A good teacher should make your scores improve. The absolute numbers are much less meaningful.


No, it really depends on the teacher. My precalculus teacher (probably the best math teacher I've ever had) gives progressively harder tests/quizzes as we learn more about each topic. He ignores the textbook and writes the tests himself.

(Incidentally, we've recently been covering derivatives.)


What do we want to measure in students? Skills, creativity, "intelligence"...?

Standardized metrics are themselves dubious when we are dealing with highly chaotic systems (see: combinatorial explosion, etc) with drastically different properties.


I don't know, nor do I think a good metric necessarily exists. Teaching doesn't fit in neatly with the typical production metrics we use in industry, eg. widgets per hour. Those outputs are directly measurable.

But what is the unit of output for a teacher? Test scores could only hope to measure teaching quality indirectly. It'd be like using record sales to assess the quality of a musician... and we'd all agree that Britney and Mariah aren't the best musicians going around.


Since current educational objectives in the U.S.A have shifted from genuine, classroom-centric education to national simplified standardized testing, and schoolteacher skills can only be evaluated on their ability to teach to the test, this result can hardly be surprising. Older, more experienced teachers are distracted by caring about students and schools rather than tests, and do weird things that most of us might recall as great educational experiences that only distract from filling in the right bubbles.
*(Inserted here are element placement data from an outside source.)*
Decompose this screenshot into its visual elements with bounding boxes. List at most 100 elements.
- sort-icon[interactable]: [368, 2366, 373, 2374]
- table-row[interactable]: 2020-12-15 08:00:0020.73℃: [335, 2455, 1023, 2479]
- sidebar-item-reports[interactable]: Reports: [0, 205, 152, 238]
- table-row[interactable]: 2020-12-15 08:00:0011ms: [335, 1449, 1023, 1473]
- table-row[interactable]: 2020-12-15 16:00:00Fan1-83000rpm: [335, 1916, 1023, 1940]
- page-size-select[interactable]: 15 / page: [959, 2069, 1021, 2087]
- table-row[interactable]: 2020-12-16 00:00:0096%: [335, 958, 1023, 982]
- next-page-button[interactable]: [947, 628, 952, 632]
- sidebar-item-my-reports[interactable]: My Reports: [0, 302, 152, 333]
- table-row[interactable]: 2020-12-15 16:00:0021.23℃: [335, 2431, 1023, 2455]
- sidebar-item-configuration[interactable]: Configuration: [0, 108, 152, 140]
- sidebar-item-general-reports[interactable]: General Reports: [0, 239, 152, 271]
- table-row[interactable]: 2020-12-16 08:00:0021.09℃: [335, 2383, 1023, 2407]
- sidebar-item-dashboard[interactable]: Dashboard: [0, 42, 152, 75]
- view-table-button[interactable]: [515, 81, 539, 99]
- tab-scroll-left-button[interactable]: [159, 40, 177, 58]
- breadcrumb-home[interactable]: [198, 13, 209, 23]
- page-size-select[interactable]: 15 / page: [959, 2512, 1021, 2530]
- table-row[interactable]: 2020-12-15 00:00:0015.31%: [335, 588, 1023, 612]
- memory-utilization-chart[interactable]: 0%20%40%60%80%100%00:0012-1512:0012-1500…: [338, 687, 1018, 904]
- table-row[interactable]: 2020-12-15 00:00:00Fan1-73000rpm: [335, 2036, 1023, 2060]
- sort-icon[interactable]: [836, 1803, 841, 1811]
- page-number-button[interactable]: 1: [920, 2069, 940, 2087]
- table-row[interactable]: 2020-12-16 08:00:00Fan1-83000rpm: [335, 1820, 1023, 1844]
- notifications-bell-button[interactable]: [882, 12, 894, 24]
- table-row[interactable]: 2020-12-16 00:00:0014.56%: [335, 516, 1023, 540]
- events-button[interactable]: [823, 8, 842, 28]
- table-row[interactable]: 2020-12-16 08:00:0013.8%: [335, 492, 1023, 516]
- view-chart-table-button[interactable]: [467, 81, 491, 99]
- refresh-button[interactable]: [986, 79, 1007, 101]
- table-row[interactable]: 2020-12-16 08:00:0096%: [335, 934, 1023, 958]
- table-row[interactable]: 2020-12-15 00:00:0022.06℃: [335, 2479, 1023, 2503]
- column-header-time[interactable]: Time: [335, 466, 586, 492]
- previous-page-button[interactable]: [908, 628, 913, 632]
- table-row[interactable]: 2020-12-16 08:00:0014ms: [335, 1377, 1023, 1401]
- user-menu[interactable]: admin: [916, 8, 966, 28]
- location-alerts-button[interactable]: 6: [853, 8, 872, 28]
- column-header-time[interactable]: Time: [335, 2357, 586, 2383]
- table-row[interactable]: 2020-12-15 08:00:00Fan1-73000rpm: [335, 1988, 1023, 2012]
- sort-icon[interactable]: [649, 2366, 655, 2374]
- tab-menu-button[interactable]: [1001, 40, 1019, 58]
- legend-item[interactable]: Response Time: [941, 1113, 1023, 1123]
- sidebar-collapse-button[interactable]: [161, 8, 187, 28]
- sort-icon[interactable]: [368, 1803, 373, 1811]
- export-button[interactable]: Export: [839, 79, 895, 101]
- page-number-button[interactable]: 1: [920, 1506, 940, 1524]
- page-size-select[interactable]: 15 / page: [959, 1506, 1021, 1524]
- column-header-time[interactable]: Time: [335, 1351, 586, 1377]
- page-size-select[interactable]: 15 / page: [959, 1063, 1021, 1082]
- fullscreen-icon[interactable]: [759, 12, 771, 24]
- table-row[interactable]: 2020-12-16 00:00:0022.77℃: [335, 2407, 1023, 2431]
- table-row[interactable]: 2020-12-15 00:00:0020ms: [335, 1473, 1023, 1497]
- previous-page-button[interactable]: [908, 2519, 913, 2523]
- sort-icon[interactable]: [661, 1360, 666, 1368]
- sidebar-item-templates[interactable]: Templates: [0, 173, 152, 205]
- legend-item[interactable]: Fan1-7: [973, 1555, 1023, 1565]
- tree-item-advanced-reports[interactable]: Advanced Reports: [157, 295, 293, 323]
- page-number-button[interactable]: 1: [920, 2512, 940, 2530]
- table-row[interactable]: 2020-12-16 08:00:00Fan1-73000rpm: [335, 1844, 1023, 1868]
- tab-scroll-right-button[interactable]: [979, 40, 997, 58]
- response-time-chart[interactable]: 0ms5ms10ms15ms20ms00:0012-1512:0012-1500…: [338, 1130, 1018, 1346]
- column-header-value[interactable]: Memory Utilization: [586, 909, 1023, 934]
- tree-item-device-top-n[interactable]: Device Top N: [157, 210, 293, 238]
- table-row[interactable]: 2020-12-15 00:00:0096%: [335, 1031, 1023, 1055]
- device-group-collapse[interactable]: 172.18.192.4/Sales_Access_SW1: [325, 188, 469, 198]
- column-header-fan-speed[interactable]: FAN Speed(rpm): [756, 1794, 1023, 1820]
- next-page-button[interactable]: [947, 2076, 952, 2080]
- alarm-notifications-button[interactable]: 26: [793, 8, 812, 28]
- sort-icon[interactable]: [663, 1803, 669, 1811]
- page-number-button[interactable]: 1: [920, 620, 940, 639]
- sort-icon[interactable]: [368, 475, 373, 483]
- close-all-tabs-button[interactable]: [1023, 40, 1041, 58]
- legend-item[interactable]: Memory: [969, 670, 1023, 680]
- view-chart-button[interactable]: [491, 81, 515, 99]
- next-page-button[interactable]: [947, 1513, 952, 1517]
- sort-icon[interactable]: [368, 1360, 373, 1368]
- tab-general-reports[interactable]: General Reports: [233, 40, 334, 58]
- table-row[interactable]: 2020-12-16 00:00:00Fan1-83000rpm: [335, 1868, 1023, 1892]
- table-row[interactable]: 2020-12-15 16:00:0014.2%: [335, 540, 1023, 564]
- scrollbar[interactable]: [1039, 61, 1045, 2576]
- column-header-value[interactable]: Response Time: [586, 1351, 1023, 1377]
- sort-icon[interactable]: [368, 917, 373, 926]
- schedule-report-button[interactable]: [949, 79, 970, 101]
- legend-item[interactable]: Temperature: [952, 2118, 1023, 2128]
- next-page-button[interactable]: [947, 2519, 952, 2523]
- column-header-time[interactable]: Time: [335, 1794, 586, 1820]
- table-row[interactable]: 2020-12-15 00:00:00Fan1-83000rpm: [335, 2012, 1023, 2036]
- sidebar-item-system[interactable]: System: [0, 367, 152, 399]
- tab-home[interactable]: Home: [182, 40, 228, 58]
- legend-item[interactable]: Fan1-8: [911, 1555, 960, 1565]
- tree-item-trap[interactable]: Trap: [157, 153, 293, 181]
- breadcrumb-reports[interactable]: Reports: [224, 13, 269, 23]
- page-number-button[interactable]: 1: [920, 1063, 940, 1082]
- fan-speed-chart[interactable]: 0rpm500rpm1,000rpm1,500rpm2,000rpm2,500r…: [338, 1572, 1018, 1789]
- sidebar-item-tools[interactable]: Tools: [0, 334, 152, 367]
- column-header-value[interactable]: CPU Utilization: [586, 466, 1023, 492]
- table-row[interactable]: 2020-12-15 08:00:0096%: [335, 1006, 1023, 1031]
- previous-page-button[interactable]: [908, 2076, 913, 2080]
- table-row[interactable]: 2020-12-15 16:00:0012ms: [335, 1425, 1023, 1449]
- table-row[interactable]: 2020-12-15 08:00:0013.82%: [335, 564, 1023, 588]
Yes, inexperienced teachers are probably significantly better. Soon, computers with marginally skilled babysitters can take their place. Better yet, since standardized tests are all that matter now, we should just buy computers that can take the standardized tests for the students and be done with it. We'll get simple, easy-to-understand numbers and won't have to trust anyone so unstable as an experienced teacher.

There are somethings we can't measure well, and measuring poorly is only going to deliver a false confidence. I don't propose another metric. I propose we don't measure something we can't.


> Since current educational objectives in the U.S.A have shifted from genuine, classroom-centric education to national simplified standardized testing

The above suggests that schools were ruined by the shift to "let's see if we're getting what we're paying for". While there may have been a time when schools were considerably better than they are today, they weren't significantly better right before the recent testing push. The testing push was a reaction to crappy schools, not the cause.

Note that the charter school movement makes it possible for folks to have "old style" schools for many definitions of "old" Feel free to demonstrate the superiority of your approach.


Just because testing was a reaction to crappy schools doesn't mean that it leads to improvement.

* * *

I don't have time to start my own alternative school and report back to this thread. But I note that

  Brin & Page, Jeff Bezos, Jimmy Wales, Will Wright
all attended Montessori or Montessori-influenced schools.


I think we might be seeing a bias here.

New teachers care.

In my experience that $80,000/year "experienced" unionized public school teacher stopped caring about teaching before I was born.[1]

[1] Yes I know that this is a gross generalization and that there are very good teachers that educated and inspire throughout their careers simply because thats the kind of people they are. They are rare. Thats why we remember them so fondly.